Not that Charlton started badly, with Ruben Bover Izquierdo stinging the fingers of Andreas Arestidou from 25 yards. Preston’s riposte was immediate; youth academy graduate Danny Mayor began 45 minutes of torture for Simon Francis by cutting inside the hapless right back to cross hard and low, a convenient ricochet leaving experienced Darel Russell the straightforward task of burying a low drive inside the left post. Francis’ miserable evening promptly went from bad to worse, with a booking for chopping down Paul Parry, his half-time withdrawal by Chris Powell as much an act of compassion as the manager’s tactical response to an already unpromising situation.
Not that Francis was exactly overshadowed by his colleagues, whose performance was as bad on this occasion as it had been good against Reading. Until Scott Wagstaff added his first team pedigree in the second period, they were aimless and gormless. Supposedly under threat from Danny Green for his first team place, Wagstaff added class to a losing cause. Green, on the other hand, seemed dragged down by the mediocrity around him, his solitary contribution a slaloming run which ended anti-climatically when he momentarily stepped on the ball before being crowded out.
Wagstaff was responsible for his side’s few positive moments. A searing 25-yard drive was spectacularly tipped over the bar by Arestidou and a close range header from Jason Euell’s stoppage time cross hit a post. John Sullivan was the busier keeper, though, an early save to keep out Russell’s blockbuster the best of the game and his bravery at Adam Barton’s feet earning him a painful injury. He could do nothing, however, to prevent Mayor from sealing the issue in the 67th minute.

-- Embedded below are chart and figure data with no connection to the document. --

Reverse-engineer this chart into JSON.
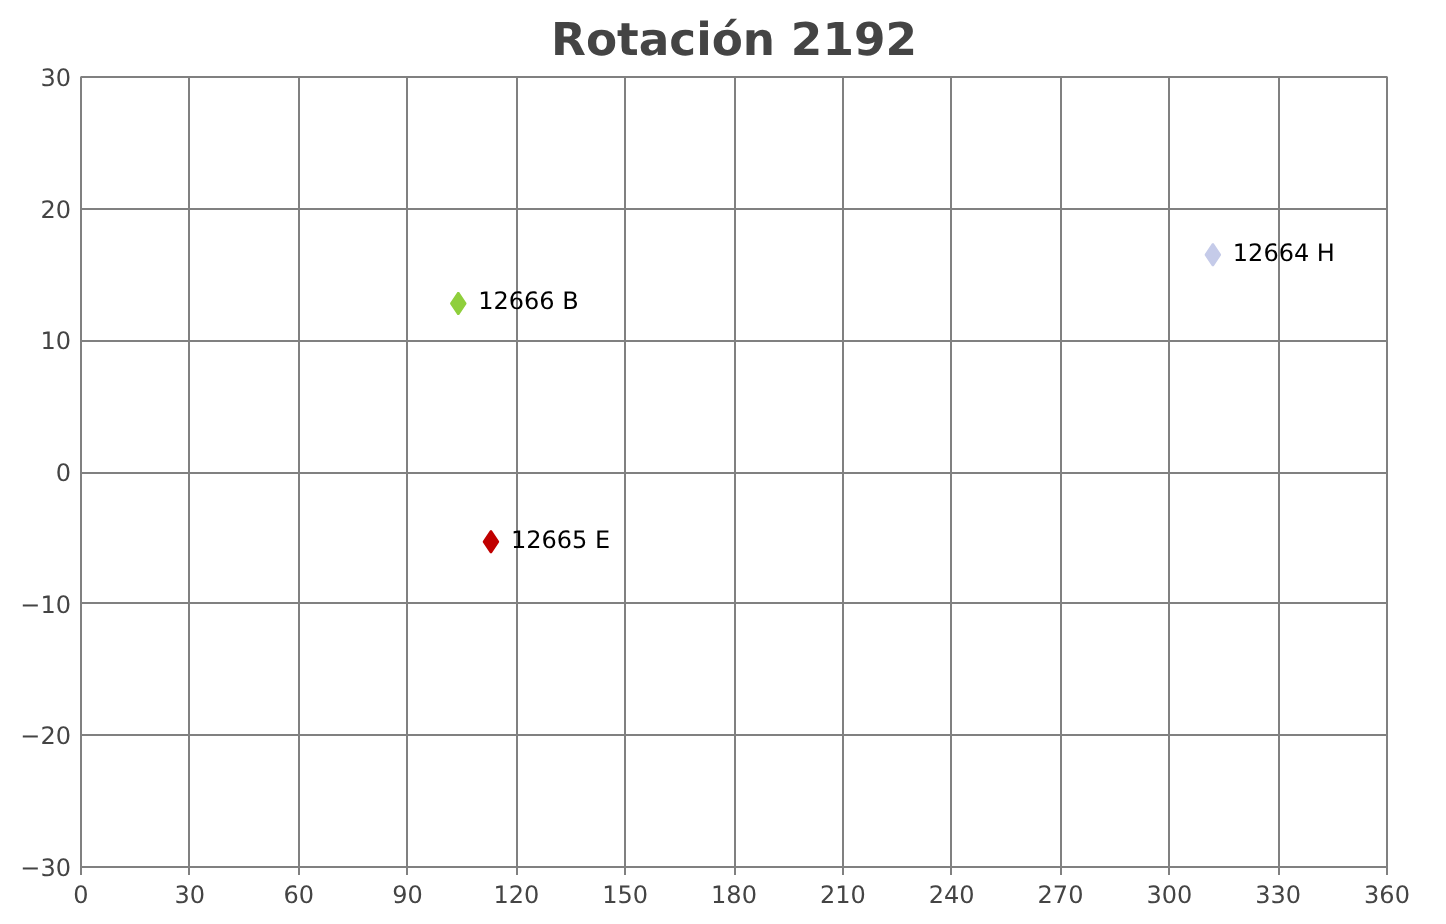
{
  "chart_data": {
    "type": "scatter",
    "title": "Rotación 2192",
    "marker": "diamond",
    "grid": true,
    "xlim": [
      0,
      360
    ],
    "xticks": [
      0,
      30,
      60,
      90,
      120,
      150,
      180,
      210,
      240,
      270,
      300,
      330,
      360
    ],
    "ylim": [
      -30,
      30
    ],
    "yticks": [
      -30,
      -20,
      -10,
      0,
      10,
      20,
      30
    ],
    "series": [
      {
        "name": "12666 B",
        "color": "#8fcf3c",
        "x": [
          104
        ],
        "values": [
          12.8
        ]
      },
      {
        "name": "12665 E",
        "color": "#c00000",
        "x": [
          113
        ],
        "values": [
          -5.3
        ]
      },
      {
        "name": "12664 H",
        "color": "#c5cbe9",
        "x": [
          312
        ],
        "values": [
          16.5
        ]
      }
    ]
  }
}
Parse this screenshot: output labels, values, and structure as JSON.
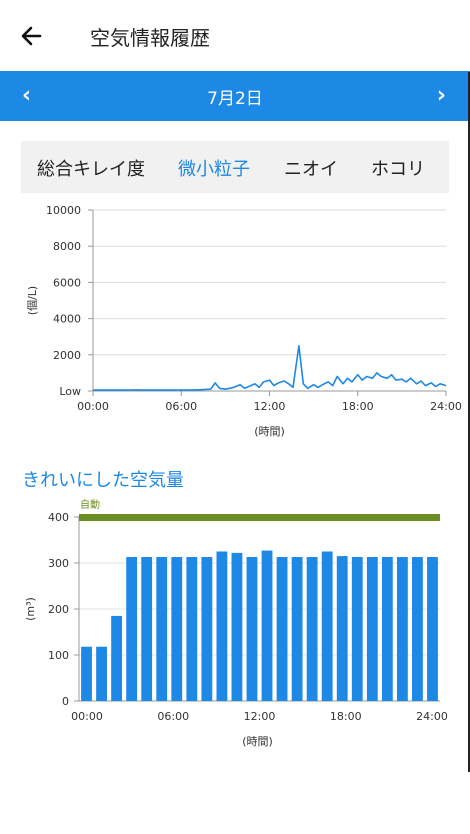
{
  "header": {
    "title": "空気情報履歴",
    "back_icon": "arrow-left-icon"
  },
  "date_nav": {
    "date": "7月2日",
    "prev": "‹",
    "next": "›",
    "accent_color": "#1e88e5"
  },
  "tabs": [
    {
      "label": "総合キレイ度",
      "active": false
    },
    {
      "label": "微小粒子",
      "active": true
    },
    {
      "label": "ニオイ",
      "active": false
    },
    {
      "label": "ホコリ",
      "active": false
    }
  ],
  "section": {
    "title": "きれいにした空気量"
  },
  "chart_data": [
    {
      "type": "line",
      "ylabel": "(個/L)",
      "xlabel": "(時間)",
      "ylim": [
        0,
        10000
      ],
      "xlim": [
        0,
        24
      ],
      "yticks": [
        {
          "value": 0,
          "label": "Low"
        },
        {
          "value": 2000,
          "label": "2000"
        },
        {
          "value": 4000,
          "label": "4000"
        },
        {
          "value": 6000,
          "label": "6000"
        },
        {
          "value": 8000,
          "label": "8000"
        },
        {
          "value": 10000,
          "label": "10000"
        }
      ],
      "xticks": [
        "00:00",
        "06:00",
        "12:00",
        "18:00",
        "24:00"
      ],
      "grid": true,
      "color": "#1e88e5",
      "x": [
        0,
        0.5,
        1,
        1.5,
        2,
        2.5,
        3,
        3.5,
        4,
        4.5,
        5,
        5.5,
        6,
        6.5,
        7,
        7.5,
        8,
        8.3,
        8.6,
        9,
        9.5,
        10,
        10.3,
        10.6,
        11,
        11.3,
        11.6,
        12,
        12.3,
        12.6,
        13,
        13.3,
        13.6,
        14,
        14.3,
        14.6,
        15,
        15.3,
        15.6,
        16,
        16.3,
        16.6,
        17,
        17.3,
        17.6,
        18,
        18.3,
        18.6,
        19,
        19.3,
        19.6,
        20,
        20.3,
        20.6,
        21,
        21.3,
        21.6,
        22,
        22.3,
        22.6,
        23,
        23.3,
        23.6,
        24
      ],
      "y": [
        50,
        50,
        50,
        50,
        50,
        50,
        60,
        50,
        50,
        50,
        50,
        50,
        50,
        50,
        60,
        80,
        100,
        450,
        150,
        100,
        180,
        350,
        150,
        250,
        400,
        200,
        500,
        600,
        300,
        450,
        550,
        400,
        200,
        2500,
        400,
        150,
        350,
        200,
        350,
        500,
        300,
        800,
        400,
        700,
        500,
        900,
        600,
        800,
        700,
        1000,
        800,
        700,
        900,
        600,
        650,
        500,
        700,
        400,
        550,
        300,
        450,
        250,
        400,
        300
      ]
    },
    {
      "type": "bar",
      "ylabel": "(m³)",
      "xlabel": "(時間)",
      "ylim": [
        0,
        400
      ],
      "yticks": [
        0,
        100,
        200,
        300,
        400
      ],
      "xticks": [
        "00:00",
        "06:00",
        "12:00",
        "18:00",
        "24:00"
      ],
      "color": "#1e88e5",
      "auto_label": "自動",
      "auto_color": "#6a8e23",
      "values": [
        118,
        118,
        185,
        313,
        313,
        313,
        313,
        313,
        313,
        325,
        322,
        313,
        327,
        313,
        313,
        313,
        325,
        315,
        313,
        313,
        313,
        313,
        313,
        313
      ]
    }
  ]
}
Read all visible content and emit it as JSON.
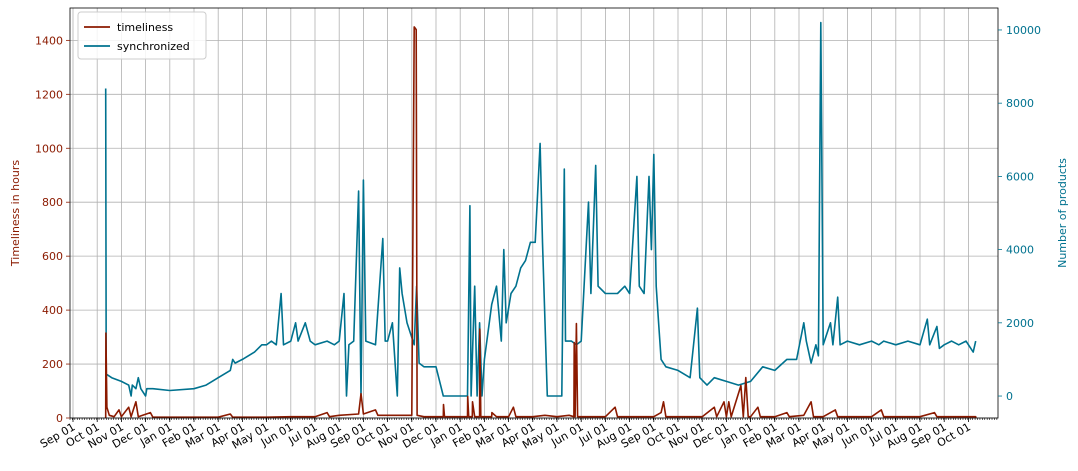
{
  "chart_data": {
    "type": "line",
    "grid": true,
    "legend_position": "top-left",
    "x_axis": {
      "ticks": [
        "Sep 01",
        "Oct 01",
        "Nov 01",
        "Dec 01",
        "Jan 01",
        "Feb 01",
        "Mar 01",
        "Apr 01",
        "May 01",
        "Jun 01",
        "Jul 01",
        "Aug 01",
        "Sep 01",
        "Oct 01",
        "Nov 01",
        "Dec 01",
        "Jan 01",
        "Feb 01",
        "Mar 01",
        "Apr 01",
        "May 01",
        "Jun 01",
        "Jul 01",
        "Aug 01",
        "Sep 01",
        "Oct 01",
        "Nov 01",
        "Dec 01",
        "Jan 01",
        "Feb 01",
        "Mar 01",
        "Apr 01",
        "May 01",
        "Jun 01",
        "Jul 01",
        "Aug 01",
        "Sep 01",
        "Oct 01"
      ]
    },
    "y_left": {
      "label": "Timeliness in hours",
      "range": [
        0,
        1520
      ],
      "ticks": [
        0,
        200,
        400,
        600,
        800,
        1000,
        1200,
        1400
      ],
      "color": "#8b1a00"
    },
    "y_right": {
      "label": "Number of products",
      "range": [
        -600,
        10600
      ],
      "ticks": [
        0,
        2000,
        4000,
        6000,
        8000,
        10000
      ],
      "color": "#00728f"
    },
    "series": [
      {
        "name": "timeliness",
        "axis": "left",
        "color": "#8b1a00",
        "points": [
          [
            1.35,
            0
          ],
          [
            1.36,
            315
          ],
          [
            1.4,
            40
          ],
          [
            1.5,
            10
          ],
          [
            1.7,
            5
          ],
          [
            1.9,
            30
          ],
          [
            2.0,
            5
          ],
          [
            2.3,
            40
          ],
          [
            2.4,
            5
          ],
          [
            2.6,
            60
          ],
          [
            2.7,
            5
          ],
          [
            3.2,
            20
          ],
          [
            3.3,
            3
          ],
          [
            4,
            3
          ],
          [
            5,
            3
          ],
          [
            6,
            3
          ],
          [
            6.5,
            15
          ],
          [
            6.6,
            3
          ],
          [
            7,
            3
          ],
          [
            8,
            3
          ],
          [
            9,
            5
          ],
          [
            10,
            5
          ],
          [
            10.5,
            20
          ],
          [
            10.6,
            5
          ],
          [
            11,
            10
          ],
          [
            11.8,
            15
          ],
          [
            11.9,
            90
          ],
          [
            12.0,
            15
          ],
          [
            12.5,
            30
          ],
          [
            12.6,
            10
          ],
          [
            13,
            10
          ],
          [
            14,
            10
          ],
          [
            14.1,
            1450
          ],
          [
            14.18,
            1440
          ],
          [
            14.22,
            10
          ],
          [
            14.5,
            5
          ],
          [
            15,
            5
          ],
          [
            15.3,
            5
          ],
          [
            15.31,
            50
          ],
          [
            15.35,
            5
          ],
          [
            16,
            5
          ],
          [
            16.3,
            5
          ],
          [
            16.31,
            80
          ],
          [
            16.35,
            5
          ],
          [
            16.5,
            5
          ],
          [
            16.51,
            60
          ],
          [
            16.6,
            5
          ],
          [
            16.8,
            5
          ],
          [
            16.81,
            330
          ],
          [
            16.85,
            5
          ],
          [
            17.3,
            5
          ],
          [
            17.31,
            20
          ],
          [
            17.5,
            5
          ],
          [
            18,
            5
          ],
          [
            18.2,
            40
          ],
          [
            18.3,
            5
          ],
          [
            19,
            5
          ],
          [
            19.5,
            10
          ],
          [
            20,
            5
          ],
          [
            20.5,
            10
          ],
          [
            20.7,
            5
          ],
          [
            20.71,
            280
          ],
          [
            20.75,
            5
          ],
          [
            20.8,
            350
          ],
          [
            20.85,
            5
          ],
          [
            21,
            5
          ],
          [
            22,
            5
          ],
          [
            22.4,
            40
          ],
          [
            22.5,
            5
          ],
          [
            23,
            5
          ],
          [
            24,
            5
          ],
          [
            24.3,
            20
          ],
          [
            24.4,
            60
          ],
          [
            24.5,
            5
          ],
          [
            25,
            5
          ],
          [
            26,
            5
          ],
          [
            26.5,
            40
          ],
          [
            26.6,
            5
          ],
          [
            26.9,
            60
          ],
          [
            27.0,
            5
          ],
          [
            27.1,
            60
          ],
          [
            27.2,
            5
          ],
          [
            27.6,
            120
          ],
          [
            27.7,
            5
          ],
          [
            27.8,
            150
          ],
          [
            27.9,
            5
          ],
          [
            28,
            5
          ],
          [
            28.3,
            40
          ],
          [
            28.4,
            5
          ],
          [
            29,
            5
          ],
          [
            29.5,
            20
          ],
          [
            29.6,
            5
          ],
          [
            30.2,
            10
          ],
          [
            30.5,
            60
          ],
          [
            30.6,
            5
          ],
          [
            31,
            5
          ],
          [
            31.5,
            30
          ],
          [
            31.6,
            5
          ],
          [
            32,
            5
          ],
          [
            33,
            5
          ],
          [
            33.4,
            30
          ],
          [
            33.5,
            5
          ],
          [
            34,
            5
          ],
          [
            35,
            5
          ],
          [
            35.6,
            20
          ],
          [
            35.7,
            5
          ],
          [
            36,
            5
          ],
          [
            37,
            5
          ],
          [
            37.3,
            5
          ],
          [
            37.31,
            0
          ]
        ]
      },
      {
        "name": "synchronized",
        "axis": "right",
        "color": "#00728f",
        "points": [
          [
            1.35,
            8400
          ],
          [
            1.37,
            600
          ],
          [
            1.6,
            500
          ],
          [
            2.0,
            400
          ],
          [
            2.3,
            300
          ],
          [
            2.4,
            0
          ],
          [
            2.45,
            300
          ],
          [
            2.6,
            200
          ],
          [
            2.7,
            500
          ],
          [
            2.8,
            200
          ],
          [
            3.0,
            0
          ],
          [
            3.05,
            200
          ],
          [
            3.3,
            200
          ],
          [
            4,
            150
          ],
          [
            5,
            200
          ],
          [
            5.5,
            300
          ],
          [
            6.0,
            500
          ],
          [
            6.5,
            700
          ],
          [
            6.6,
            1000
          ],
          [
            6.7,
            900
          ],
          [
            7,
            1000
          ],
          [
            7.5,
            1200
          ],
          [
            7.8,
            1400
          ],
          [
            8,
            1400
          ],
          [
            8.2,
            1500
          ],
          [
            8.4,
            1400
          ],
          [
            8.6,
            2800
          ],
          [
            8.7,
            1400
          ],
          [
            9.0,
            1500
          ],
          [
            9.2,
            2000
          ],
          [
            9.3,
            1500
          ],
          [
            9.6,
            2000
          ],
          [
            9.8,
            1500
          ],
          [
            10,
            1400
          ],
          [
            10.5,
            1500
          ],
          [
            10.8,
            1400
          ],
          [
            11.0,
            1500
          ],
          [
            11.2,
            2800
          ],
          [
            11.3,
            0
          ],
          [
            11.4,
            1400
          ],
          [
            11.6,
            1500
          ],
          [
            11.8,
            5600
          ],
          [
            11.9,
            0
          ],
          [
            12.0,
            5900
          ],
          [
            12.1,
            1500
          ],
          [
            12.5,
            1400
          ],
          [
            12.8,
            4300
          ],
          [
            12.9,
            1500
          ],
          [
            13.0,
            1500
          ],
          [
            13.2,
            2000
          ],
          [
            13.4,
            0
          ],
          [
            13.5,
            3500
          ],
          [
            13.6,
            2800
          ],
          [
            13.8,
            2000
          ],
          [
            14.0,
            1600
          ],
          [
            14.1,
            1400
          ],
          [
            14.2,
            3000
          ],
          [
            14.3,
            900
          ],
          [
            14.5,
            800
          ],
          [
            15.0,
            800
          ],
          [
            15.3,
            0
          ],
          [
            15.31,
            0
          ],
          [
            16,
            0
          ],
          [
            16.3,
            0
          ],
          [
            16.4,
            5200
          ],
          [
            16.45,
            0
          ],
          [
            16.6,
            3000
          ],
          [
            16.7,
            0
          ],
          [
            16.8,
            2000
          ],
          [
            16.9,
            0
          ],
          [
            17.0,
            1000
          ],
          [
            17.3,
            2500
          ],
          [
            17.5,
            3000
          ],
          [
            17.7,
            1500
          ],
          [
            17.8,
            4000
          ],
          [
            17.9,
            2000
          ],
          [
            18.1,
            2800
          ],
          [
            18.3,
            3000
          ],
          [
            18.5,
            3500
          ],
          [
            18.7,
            3700
          ],
          [
            18.9,
            4200
          ],
          [
            19.1,
            4200
          ],
          [
            19.3,
            6900
          ],
          [
            19.4,
            4200
          ],
          [
            19.6,
            0
          ],
          [
            19.61,
            0
          ],
          [
            20.2,
            0
          ],
          [
            20.3,
            6200
          ],
          [
            20.35,
            1500
          ],
          [
            20.6,
            1500
          ],
          [
            20.8,
            1400
          ],
          [
            21,
            1500
          ],
          [
            21.3,
            5300
          ],
          [
            21.4,
            2800
          ],
          [
            21.6,
            6300
          ],
          [
            21.7,
            3000
          ],
          [
            22,
            2800
          ],
          [
            22.5,
            2800
          ],
          [
            22.8,
            3000
          ],
          [
            23,
            2800
          ],
          [
            23.3,
            6000
          ],
          [
            23.4,
            3000
          ],
          [
            23.6,
            2800
          ],
          [
            23.8,
            6000
          ],
          [
            23.9,
            4000
          ],
          [
            24.0,
            6600
          ],
          [
            24.1,
            3000
          ],
          [
            24.2,
            2000
          ],
          [
            24.3,
            1000
          ],
          [
            24.5,
            800
          ],
          [
            25,
            700
          ],
          [
            25.5,
            500
          ],
          [
            25.8,
            2400
          ],
          [
            25.9,
            500
          ],
          [
            26.2,
            300
          ],
          [
            26.5,
            500
          ],
          [
            27,
            400
          ],
          [
            27.5,
            300
          ],
          [
            28,
            400
          ],
          [
            28.5,
            800
          ],
          [
            29,
            700
          ],
          [
            29.5,
            1000
          ],
          [
            29.9,
            1000
          ],
          [
            30.2,
            2000
          ],
          [
            30.3,
            1500
          ],
          [
            30.5,
            900
          ],
          [
            30.7,
            1400
          ],
          [
            30.8,
            1100
          ],
          [
            30.9,
            10200
          ],
          [
            31.0,
            1400
          ],
          [
            31.3,
            2000
          ],
          [
            31.4,
            1400
          ],
          [
            31.6,
            2700
          ],
          [
            31.7,
            1400
          ],
          [
            32.0,
            1500
          ],
          [
            32.5,
            1400
          ],
          [
            33,
            1500
          ],
          [
            33.3,
            1400
          ],
          [
            33.5,
            1500
          ],
          [
            34,
            1400
          ],
          [
            34.5,
            1500
          ],
          [
            35,
            1400
          ],
          [
            35.3,
            2100
          ],
          [
            35.4,
            1400
          ],
          [
            35.7,
            1900
          ],
          [
            35.8,
            1300
          ],
          [
            36.0,
            1400
          ],
          [
            36.3,
            1500
          ],
          [
            36.6,
            1400
          ],
          [
            36.9,
            1500
          ],
          [
            37.2,
            1200
          ],
          [
            37.3,
            1500
          ]
        ]
      }
    ]
  }
}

Proving as elusive to replacement right back Yado Mambo as he had been to poor Francis, 20 year-old Mayor cut in again from the touchline to curl a fine drive beyond Sullivan’s left hand on its way into the right corner. Preston’s ticket to Southampton was duly booked, Charlton’s lack of envy palpable.
There was prompt consolation for a small crowd and a pragmatic manager as news arrived of defeats for both Sheffield clubs and the failure of Brentford to beat Colchester at home. By default, the Addicks had moved to the top of League One and the Carling Cup paled into comparative insignificance. Brentford are due at The Valley in the JPT on October 5th. Don’t expect a bloodcurdling cup tie from teams with more important items on their agenda. It could even be embarrassing.
Charlton (4-4-2): Sullivan 6, Francis 4 (booked), (Mambo 46,5), Doherty 5, Cort 5, Evina 6, Green 5 (Popo 76), Hughes 5, Pritchard 5, Bover Izquierdo 5 (booked), Benson 5 (Wagstaff 46,7), Euell 5. Not used: Hamer, Davisson, Warren, Smith.
PNE: Arestidou 6, Ashbee 6, Carlisle 7, Morgan 6 (booked), Coutts 6 (booked). Isoumou 6, Barton 6 (Zibaka 76), Mayor 8, Parry 7, Russell 7, Clucas 6 (booked). Not used: Comrie, Nicholson, McLean, Wright, McLellan, Mellor.
Referee: F. Graham 7. Attendance: 5,130.